Stadtpfarrkirche St. Blasius (Fulda)
Die katholische Stadtpfarrkirche St. Blasius in Fulda wurde in der Zeit von 1771 bis 1785 im barocken Stil nach den Plänen des Jesuitenbruders Johann Andreas Anderjoch erbaut. Sie ist die Heimat der 2015 gegründeten Innenstadtpfarrei St. Simplicius, Faustinus und Beatrix.
Geschichte
Nach der Gründung des Klosters Fulda siedelten sich Handwerker und Kaufleute rund um das Kloster an. In dieser Zeit wurde um das Jahr 950 n. Chr. die erste Stadtpfarrkirche errichtet, welche wahrscheinlich dem Patrozinium des Mauritius unterstellt wurde und von einem Friedhof umgeben war.
Nach einem Brand im Jahre 1103 wurde eine neue Kirche im romanischen Stil errichtet, welche aus einem Langschiff, einem Querschiff, einem Chorquadrat und einer Halbrundapsis bestand. Als ihr Patrozinium ist 1221 der Heiliger Blasius bezeugt.[1]
Im Zeitraum von 1447 bis 1470 wurde eine Stadtpfarrkirche im gotischen Stil erbaut.
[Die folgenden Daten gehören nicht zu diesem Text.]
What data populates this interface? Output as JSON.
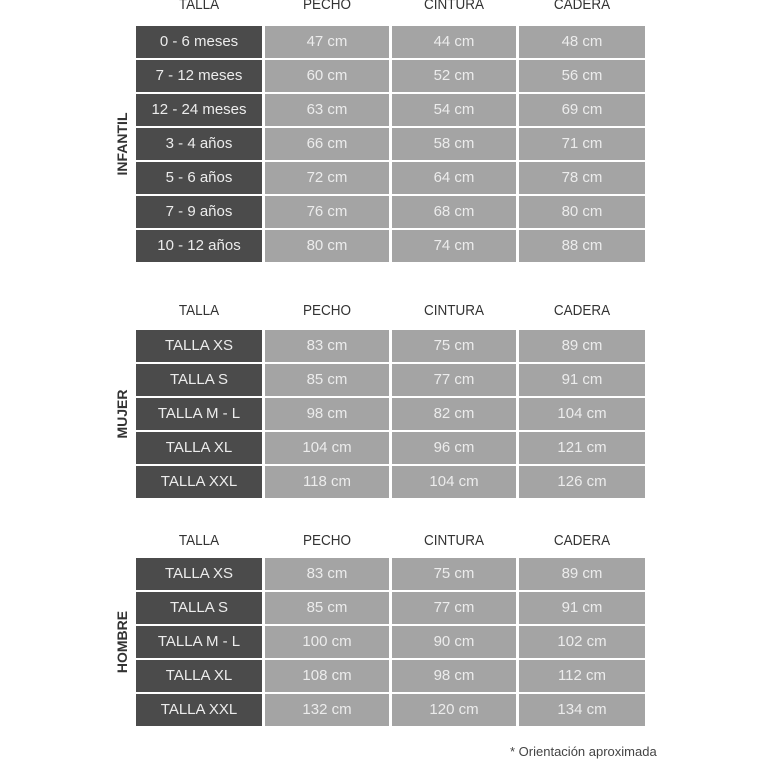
{
  "headers": [
    "TALLA",
    "PECHO",
    "CINTURA",
    "CADERA"
  ],
  "sections": [
    {
      "label": "INFANTIL",
      "rows": [
        [
          "0 - 6 meses",
          "47 cm",
          "44 cm",
          "48 cm"
        ],
        [
          "7 - 12 meses",
          "60 cm",
          "52 cm",
          "56 cm"
        ],
        [
          "12 - 24 meses",
          "63 cm",
          "54 cm",
          "69 cm"
        ],
        [
          "3 - 4 años",
          "66 cm",
          "58 cm",
          "71 cm"
        ],
        [
          "5 - 6 años",
          "72 cm",
          "64 cm",
          "78 cm"
        ],
        [
          "7 - 9 años",
          "76 cm",
          "68 cm",
          "80 cm"
        ],
        [
          "10 - 12 años",
          "80 cm",
          "74 cm",
          "88 cm"
        ]
      ]
    },
    {
      "label": "MUJER",
      "rows": [
        [
          "TALLA XS",
          "83 cm",
          "75 cm",
          "89 cm"
        ],
        [
          "TALLA S",
          "85 cm",
          "77 cm",
          "91 cm"
        ],
        [
          "TALLA M - L",
          "98 cm",
          "82 cm",
          "104 cm"
        ],
        [
          "TALLA XL",
          "104 cm",
          "96 cm",
          "121 cm"
        ],
        [
          "TALLA XXL",
          "118 cm",
          "104 cm",
          "126 cm"
        ]
      ]
    },
    {
      "label": "HOMBRE",
      "rows": [
        [
          "TALLA XS",
          "83 cm",
          "75 cm",
          "89 cm"
        ],
        [
          "TALLA S",
          "85 cm",
          "77 cm",
          "91 cm"
        ],
        [
          "TALLA M - L",
          "100 cm",
          "90 cm",
          "102 cm"
        ],
        [
          "TALLA XL",
          "108 cm",
          "98 cm",
          "112 cm"
        ],
        [
          "TALLA XXL",
          "132 cm",
          "120 cm",
          "134 cm"
        ]
      ]
    }
  ],
  "footnote": "* Orientación aproximada",
  "colors": {
    "size_cell": "#4b4b4b",
    "value_cell": "#a4a4a4",
    "cell_text": "#ececec",
    "header_text": "#333333"
  }
}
Aus dieser Zeit stammt der heutige Nordwestturm (linker Glockenturm), in dessen Inneren noch einige Überreste dieser Zeit zu erkennen sind.
Während der Reformation predigte Adam Krafft die neue Lehre, welche sich nicht durchsetzte. In der Zeit der hessischen Besetzung Fuldas bis zur Gegenreformation fand in der Stadtpfarrkirche evangelischer Gottesdienst statt.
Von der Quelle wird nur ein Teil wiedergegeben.